Weather conditions at the time were north easterly force 3 winds, a calm sea and excellent viability.
Additionally Whitstable lifeboat crews have been alerted twice to other incidents in the last five days. On Thursday evening the crew assembled ready to launch to a 18-foot fishing boat with five persons onboard broken down off Herne Bay however the launch was cancelled when the coastguard confirmed the craft had restarted its engine and was now ashore.
On Sunday evening the lifeboat was launched a 6.18pm to assist the two Margate lifeboats, coastguards and the coastguard helicopter from Lydd in a search for an overdue swimmer from Westgate. However Whitstable lifeboat was 'stood down' when it was reported that the casualty had been located safe onshore.
Notes to editors
Whitstable RNLI Lifeboat Station was established in 1963 by the Royal National Lifeboat Institution and is one of 237 lifeboat stations around the shores of the UK and Ireland. The volunteer crews provide a maritime search and rescue service for the Kent coast. They cover the area between the Kingsferry Bridge on the Swale, in the west, around the south-eastern side of Sheppey and along the coast through Whitstable and Herne Bay to Reculver in the east and outwards into the Thames Estuary.
The station is equipped with an Atlantic 85 lifeboat named Lewisco, purchased through a bequest of a Miss Lewis of London who passed away in 2006.
She is what is known as a rigid inflatable inshore lifeboat, the boat’s rigid hull being topped by an inflatable sponson. She carries a crew of four people.
RNLI media contacts
Chris Davey, Volunteer Lifeboat Press Officer, Whitstable Lifeboat Station.

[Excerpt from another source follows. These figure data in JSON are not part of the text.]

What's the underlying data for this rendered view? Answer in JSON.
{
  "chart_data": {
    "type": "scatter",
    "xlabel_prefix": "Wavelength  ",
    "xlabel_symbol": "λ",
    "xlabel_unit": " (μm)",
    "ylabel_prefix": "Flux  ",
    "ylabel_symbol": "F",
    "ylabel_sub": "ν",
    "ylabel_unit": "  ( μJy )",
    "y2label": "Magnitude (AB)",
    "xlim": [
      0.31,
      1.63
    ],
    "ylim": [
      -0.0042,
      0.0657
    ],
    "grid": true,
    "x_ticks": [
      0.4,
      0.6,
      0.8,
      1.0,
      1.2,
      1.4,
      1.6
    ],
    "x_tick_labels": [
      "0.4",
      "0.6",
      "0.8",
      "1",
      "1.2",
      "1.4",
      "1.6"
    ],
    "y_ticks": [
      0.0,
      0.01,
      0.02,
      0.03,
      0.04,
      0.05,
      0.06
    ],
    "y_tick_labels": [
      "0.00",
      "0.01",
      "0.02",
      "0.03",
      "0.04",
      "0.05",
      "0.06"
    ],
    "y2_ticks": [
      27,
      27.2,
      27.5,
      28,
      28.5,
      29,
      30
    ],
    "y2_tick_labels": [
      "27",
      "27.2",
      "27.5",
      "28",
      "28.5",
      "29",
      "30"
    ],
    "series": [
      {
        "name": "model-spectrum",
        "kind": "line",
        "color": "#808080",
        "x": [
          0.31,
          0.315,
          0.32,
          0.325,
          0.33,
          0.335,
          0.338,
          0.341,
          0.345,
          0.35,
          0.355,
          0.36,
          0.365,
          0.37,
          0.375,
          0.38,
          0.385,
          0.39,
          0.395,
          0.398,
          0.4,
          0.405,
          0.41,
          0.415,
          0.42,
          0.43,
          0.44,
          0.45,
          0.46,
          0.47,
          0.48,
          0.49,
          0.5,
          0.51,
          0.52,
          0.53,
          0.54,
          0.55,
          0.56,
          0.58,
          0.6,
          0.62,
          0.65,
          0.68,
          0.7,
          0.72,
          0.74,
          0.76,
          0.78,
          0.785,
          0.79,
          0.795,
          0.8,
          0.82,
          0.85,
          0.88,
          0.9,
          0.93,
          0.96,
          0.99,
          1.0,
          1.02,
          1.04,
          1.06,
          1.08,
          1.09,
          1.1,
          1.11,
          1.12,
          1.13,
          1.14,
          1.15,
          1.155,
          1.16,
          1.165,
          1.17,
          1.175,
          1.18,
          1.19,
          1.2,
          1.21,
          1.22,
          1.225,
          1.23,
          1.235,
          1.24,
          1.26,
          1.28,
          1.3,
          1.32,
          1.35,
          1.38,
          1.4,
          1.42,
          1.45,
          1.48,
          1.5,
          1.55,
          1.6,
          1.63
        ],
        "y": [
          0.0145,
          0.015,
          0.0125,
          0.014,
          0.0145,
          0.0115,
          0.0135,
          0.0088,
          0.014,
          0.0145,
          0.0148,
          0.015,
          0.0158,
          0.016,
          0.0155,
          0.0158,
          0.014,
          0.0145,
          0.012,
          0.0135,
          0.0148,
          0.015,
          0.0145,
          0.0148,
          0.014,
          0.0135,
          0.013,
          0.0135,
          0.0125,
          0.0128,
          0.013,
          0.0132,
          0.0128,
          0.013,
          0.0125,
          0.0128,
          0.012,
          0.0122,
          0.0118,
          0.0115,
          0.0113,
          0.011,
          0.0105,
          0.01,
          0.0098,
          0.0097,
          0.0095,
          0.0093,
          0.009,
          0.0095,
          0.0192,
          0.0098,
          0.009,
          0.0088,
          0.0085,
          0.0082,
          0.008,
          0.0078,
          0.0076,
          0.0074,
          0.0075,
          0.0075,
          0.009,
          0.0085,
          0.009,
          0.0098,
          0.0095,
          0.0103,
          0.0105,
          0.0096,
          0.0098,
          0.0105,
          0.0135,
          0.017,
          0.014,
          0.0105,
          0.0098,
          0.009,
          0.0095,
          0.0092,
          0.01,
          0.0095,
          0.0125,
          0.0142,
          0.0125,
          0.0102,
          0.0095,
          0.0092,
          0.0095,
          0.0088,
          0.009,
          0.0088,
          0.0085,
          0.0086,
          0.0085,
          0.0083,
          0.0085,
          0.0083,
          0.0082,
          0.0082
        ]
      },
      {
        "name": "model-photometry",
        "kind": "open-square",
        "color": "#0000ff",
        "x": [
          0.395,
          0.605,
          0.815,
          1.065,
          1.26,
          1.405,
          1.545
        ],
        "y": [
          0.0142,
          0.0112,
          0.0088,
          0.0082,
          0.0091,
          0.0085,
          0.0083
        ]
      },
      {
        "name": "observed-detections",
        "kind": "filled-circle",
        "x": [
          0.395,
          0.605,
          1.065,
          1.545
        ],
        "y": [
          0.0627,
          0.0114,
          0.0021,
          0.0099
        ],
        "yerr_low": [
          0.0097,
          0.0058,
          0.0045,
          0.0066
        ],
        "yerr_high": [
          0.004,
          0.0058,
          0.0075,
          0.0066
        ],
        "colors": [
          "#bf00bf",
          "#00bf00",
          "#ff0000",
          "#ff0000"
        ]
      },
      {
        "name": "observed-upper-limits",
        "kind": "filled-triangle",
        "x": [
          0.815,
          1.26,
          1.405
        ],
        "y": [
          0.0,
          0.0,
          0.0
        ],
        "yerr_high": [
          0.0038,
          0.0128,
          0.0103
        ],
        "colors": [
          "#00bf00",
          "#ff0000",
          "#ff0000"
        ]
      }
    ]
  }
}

07741 012004/ firstname.lastname@example.org
Paul Dunt RNLI Press Officer London/southeast/east Tel: 0207 6207416 Mob: (07785) 296252 Paul_Dunt@rnli.org.uk
For enquiries outside normal business hours, contact the RNLI duty press officer on 01202 336789
Key facts about the RNLI
The RNLI charity saves lives at sea. Its volunteers provide a 24-hour search and rescue service around the United Kingdom and Republic of Ireland coasts. The RNLI operates over 238 lifeboat stations in the UK and Ireland and, in a normal year, more than 240 lifeguard units on beaches around the UK and Channel Islands. The RNLI is independent of Coastguard and government and depends on voluntary donations and legacies to maintain its rescue service. Since the RNLI was founded in 1824, its lifeboat crews and lifeguards have saved over 142,700 lives.